Today's consumers are more concerned than ever before about the foods they eat, yet they struggle to find the nutrition information needed to make informed purchasing decisions.
In fact, nearly half of consumers (49%) adhere to a particular diet or nutrition plan, and 75% avoid specific ingredients when shopping for food products, according to 2017 Shopper Trends Study, a report published by Label Insight, St. Louis, Mo. However, 67% of consumers say it is challenging to determine whether a food product meets their needs simply by looking at the package label, and nearly half of consumers (48%) consider themselves "not informed at all" about a food product even after reading the label.
"Consumers vary in their definitions of healthy, and they want more detailed ingredient information. Today's product packaging is not meeting those needs," says Patrick Moorhead, chief marketing officer. "Keeping pace with consumers' increasing demand for product transparency is one of the most challenging issues facing the food and beverage industry today."
The study examines dietary preferences and consumers' ability to find the nutritional information needed to make informed purchasing decisions.

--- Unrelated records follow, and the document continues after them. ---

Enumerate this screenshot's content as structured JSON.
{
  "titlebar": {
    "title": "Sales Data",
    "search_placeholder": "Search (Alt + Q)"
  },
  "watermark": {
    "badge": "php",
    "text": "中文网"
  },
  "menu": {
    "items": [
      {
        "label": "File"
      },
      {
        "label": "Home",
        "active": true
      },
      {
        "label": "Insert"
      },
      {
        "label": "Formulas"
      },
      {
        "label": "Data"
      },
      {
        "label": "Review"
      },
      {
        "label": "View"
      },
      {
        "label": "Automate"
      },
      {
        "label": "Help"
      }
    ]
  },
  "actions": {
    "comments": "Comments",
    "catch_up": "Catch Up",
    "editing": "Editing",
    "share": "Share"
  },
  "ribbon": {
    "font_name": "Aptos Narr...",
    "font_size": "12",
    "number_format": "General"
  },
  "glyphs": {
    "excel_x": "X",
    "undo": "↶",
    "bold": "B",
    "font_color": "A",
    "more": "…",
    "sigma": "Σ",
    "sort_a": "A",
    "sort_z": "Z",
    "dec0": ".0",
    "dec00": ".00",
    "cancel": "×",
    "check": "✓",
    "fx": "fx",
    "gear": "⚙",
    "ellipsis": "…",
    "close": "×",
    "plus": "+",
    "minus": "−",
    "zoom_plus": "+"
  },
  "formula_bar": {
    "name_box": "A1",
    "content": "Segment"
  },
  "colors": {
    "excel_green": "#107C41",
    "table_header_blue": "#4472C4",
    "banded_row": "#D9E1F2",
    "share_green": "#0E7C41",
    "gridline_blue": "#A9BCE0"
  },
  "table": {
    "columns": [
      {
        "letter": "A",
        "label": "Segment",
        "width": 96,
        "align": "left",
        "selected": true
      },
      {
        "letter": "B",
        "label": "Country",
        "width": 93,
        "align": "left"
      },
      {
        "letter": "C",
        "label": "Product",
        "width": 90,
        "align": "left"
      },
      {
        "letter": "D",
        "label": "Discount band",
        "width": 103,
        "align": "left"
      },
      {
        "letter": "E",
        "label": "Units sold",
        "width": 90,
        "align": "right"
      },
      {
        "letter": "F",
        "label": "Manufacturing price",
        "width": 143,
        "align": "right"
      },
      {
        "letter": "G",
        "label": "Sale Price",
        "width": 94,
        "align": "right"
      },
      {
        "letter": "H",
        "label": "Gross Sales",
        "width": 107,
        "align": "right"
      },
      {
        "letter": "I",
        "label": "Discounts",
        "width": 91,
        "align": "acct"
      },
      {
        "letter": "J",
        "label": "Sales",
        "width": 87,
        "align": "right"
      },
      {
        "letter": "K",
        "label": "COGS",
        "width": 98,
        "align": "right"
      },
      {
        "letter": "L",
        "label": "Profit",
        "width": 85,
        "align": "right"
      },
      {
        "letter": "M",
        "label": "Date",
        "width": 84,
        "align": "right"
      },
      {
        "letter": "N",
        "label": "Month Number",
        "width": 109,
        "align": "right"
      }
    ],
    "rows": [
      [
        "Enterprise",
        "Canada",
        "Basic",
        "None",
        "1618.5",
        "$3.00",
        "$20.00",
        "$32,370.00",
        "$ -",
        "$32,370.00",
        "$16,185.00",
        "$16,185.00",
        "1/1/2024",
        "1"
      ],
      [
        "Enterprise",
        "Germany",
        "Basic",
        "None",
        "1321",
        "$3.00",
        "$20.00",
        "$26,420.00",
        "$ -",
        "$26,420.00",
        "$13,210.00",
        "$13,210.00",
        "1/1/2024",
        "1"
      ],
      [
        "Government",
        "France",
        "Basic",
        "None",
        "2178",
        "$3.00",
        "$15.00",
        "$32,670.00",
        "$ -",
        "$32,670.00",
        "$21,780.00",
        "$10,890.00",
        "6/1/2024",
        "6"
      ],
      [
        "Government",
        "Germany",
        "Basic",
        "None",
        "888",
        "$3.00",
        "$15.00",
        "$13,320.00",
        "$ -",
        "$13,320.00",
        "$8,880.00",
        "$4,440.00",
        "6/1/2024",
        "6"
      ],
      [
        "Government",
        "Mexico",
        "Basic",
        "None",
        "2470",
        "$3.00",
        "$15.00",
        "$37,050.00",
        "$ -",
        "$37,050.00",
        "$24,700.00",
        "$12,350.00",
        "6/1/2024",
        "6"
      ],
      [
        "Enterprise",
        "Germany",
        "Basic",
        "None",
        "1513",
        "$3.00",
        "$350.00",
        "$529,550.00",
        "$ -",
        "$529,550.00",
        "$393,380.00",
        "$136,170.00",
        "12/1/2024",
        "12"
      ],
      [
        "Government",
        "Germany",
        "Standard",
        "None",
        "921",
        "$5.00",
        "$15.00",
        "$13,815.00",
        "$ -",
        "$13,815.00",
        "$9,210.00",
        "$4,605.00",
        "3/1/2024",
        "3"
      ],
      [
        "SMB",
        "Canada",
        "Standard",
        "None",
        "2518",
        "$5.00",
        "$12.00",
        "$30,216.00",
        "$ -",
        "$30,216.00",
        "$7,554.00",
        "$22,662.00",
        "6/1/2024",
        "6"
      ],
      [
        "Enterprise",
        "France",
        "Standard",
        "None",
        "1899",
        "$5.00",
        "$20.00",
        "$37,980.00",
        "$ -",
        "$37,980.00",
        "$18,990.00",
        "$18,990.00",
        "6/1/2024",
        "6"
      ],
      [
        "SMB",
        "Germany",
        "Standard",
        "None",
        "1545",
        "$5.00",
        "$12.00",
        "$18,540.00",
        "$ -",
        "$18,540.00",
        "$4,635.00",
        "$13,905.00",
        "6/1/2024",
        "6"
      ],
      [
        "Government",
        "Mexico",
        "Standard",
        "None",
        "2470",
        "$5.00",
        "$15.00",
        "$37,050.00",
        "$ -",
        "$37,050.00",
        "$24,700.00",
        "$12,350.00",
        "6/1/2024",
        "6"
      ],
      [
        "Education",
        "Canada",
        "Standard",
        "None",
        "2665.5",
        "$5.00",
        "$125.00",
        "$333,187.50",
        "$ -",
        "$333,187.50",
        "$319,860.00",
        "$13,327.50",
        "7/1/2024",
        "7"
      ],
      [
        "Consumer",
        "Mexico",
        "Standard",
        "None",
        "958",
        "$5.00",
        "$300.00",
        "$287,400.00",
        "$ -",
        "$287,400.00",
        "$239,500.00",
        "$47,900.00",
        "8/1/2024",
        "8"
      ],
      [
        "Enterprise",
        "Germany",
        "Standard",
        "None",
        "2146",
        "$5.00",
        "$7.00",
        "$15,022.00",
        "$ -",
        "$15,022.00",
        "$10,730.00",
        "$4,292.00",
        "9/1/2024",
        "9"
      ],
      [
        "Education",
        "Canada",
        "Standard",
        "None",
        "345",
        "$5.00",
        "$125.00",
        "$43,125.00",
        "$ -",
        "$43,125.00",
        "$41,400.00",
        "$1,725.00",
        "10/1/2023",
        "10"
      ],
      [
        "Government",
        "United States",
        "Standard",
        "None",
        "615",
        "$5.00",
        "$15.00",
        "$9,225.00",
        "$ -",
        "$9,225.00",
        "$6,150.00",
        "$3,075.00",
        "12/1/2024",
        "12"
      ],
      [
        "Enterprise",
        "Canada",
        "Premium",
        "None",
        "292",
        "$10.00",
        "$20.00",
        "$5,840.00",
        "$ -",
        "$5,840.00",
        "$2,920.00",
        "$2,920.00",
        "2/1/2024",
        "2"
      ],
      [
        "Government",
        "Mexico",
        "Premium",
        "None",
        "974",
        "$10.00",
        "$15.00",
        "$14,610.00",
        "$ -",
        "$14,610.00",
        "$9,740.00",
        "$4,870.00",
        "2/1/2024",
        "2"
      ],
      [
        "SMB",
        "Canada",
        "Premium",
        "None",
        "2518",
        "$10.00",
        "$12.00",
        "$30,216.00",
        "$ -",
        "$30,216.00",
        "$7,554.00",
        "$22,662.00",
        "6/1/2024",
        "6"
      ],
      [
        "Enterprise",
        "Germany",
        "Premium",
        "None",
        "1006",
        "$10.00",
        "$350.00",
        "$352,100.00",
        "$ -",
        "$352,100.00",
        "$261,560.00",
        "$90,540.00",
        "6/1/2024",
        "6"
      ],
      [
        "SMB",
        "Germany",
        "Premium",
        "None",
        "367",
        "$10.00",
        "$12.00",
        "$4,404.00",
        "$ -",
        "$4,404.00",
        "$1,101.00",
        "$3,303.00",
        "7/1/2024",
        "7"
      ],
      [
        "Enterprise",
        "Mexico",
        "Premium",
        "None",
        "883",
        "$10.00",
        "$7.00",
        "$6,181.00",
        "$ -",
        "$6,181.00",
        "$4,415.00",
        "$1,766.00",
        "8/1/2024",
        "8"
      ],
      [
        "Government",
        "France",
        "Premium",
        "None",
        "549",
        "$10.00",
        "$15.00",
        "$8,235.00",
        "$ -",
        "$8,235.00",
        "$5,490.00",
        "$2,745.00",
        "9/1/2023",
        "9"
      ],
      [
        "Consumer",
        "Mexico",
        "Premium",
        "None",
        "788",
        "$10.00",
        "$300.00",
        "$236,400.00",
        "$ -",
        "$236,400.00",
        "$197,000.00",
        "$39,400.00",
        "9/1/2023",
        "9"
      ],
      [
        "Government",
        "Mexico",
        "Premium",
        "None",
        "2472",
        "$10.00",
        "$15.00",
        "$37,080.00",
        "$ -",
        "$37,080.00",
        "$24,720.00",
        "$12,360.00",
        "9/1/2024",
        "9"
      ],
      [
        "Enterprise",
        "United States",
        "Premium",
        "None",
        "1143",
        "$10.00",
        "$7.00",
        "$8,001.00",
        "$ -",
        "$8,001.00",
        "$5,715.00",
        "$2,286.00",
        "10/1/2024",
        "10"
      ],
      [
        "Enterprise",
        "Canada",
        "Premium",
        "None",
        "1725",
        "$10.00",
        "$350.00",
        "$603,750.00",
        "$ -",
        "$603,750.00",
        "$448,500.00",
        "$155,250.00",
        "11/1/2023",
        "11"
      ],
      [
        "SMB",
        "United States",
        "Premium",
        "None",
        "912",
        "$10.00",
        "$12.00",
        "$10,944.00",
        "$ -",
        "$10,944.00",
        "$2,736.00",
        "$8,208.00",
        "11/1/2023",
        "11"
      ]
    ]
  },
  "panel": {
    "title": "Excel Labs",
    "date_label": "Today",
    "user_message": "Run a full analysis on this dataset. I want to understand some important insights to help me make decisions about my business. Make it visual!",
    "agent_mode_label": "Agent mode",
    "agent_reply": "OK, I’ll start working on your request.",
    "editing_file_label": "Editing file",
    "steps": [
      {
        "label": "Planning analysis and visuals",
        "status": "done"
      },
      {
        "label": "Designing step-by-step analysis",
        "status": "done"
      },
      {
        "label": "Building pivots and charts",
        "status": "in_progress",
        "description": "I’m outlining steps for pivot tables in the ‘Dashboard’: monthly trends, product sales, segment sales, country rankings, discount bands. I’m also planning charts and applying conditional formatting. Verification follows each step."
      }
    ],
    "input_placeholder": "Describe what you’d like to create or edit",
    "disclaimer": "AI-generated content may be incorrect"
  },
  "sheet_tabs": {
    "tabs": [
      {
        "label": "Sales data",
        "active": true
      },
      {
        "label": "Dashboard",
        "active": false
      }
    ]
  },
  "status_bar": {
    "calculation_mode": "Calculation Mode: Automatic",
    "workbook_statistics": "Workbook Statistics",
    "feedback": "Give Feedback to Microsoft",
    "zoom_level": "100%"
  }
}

Key findings from the study include:
- Nearly half (49%) of consumers adhere to a particular diet or health-related eating program.
- Nearly half (44%) of consumers say food allergies, intolerances or sensitivities affect the way they shop.
- 98% of consumers believe ingredients are an important consideration in the food products they buy, and 75% of consumers examine ingredients before they buy to ensure products meet their dietary needs.
- 75% of consumers avoid specific ingredients when shopping for food products, including:
- High-fructose corn syrup - 56%
- Artificial sweeteners - 44%
- Preservatives - 36%
- Artificial colors - 36%
- Artificial flavors - 35%
- 85% of consumers seek out specific superfoods, including:
- Blueberries - 63%
- Avocado - 60%
- Green tea - 50%
- Kale - 44%
- Cinnamon - 44%
- 67% of consumers find it challenging to determine whether a food product meets their needs by reviewing the package label.
- Half of consumers (48%) consider themselves to be "not informed at all about the product" after reading a product's label.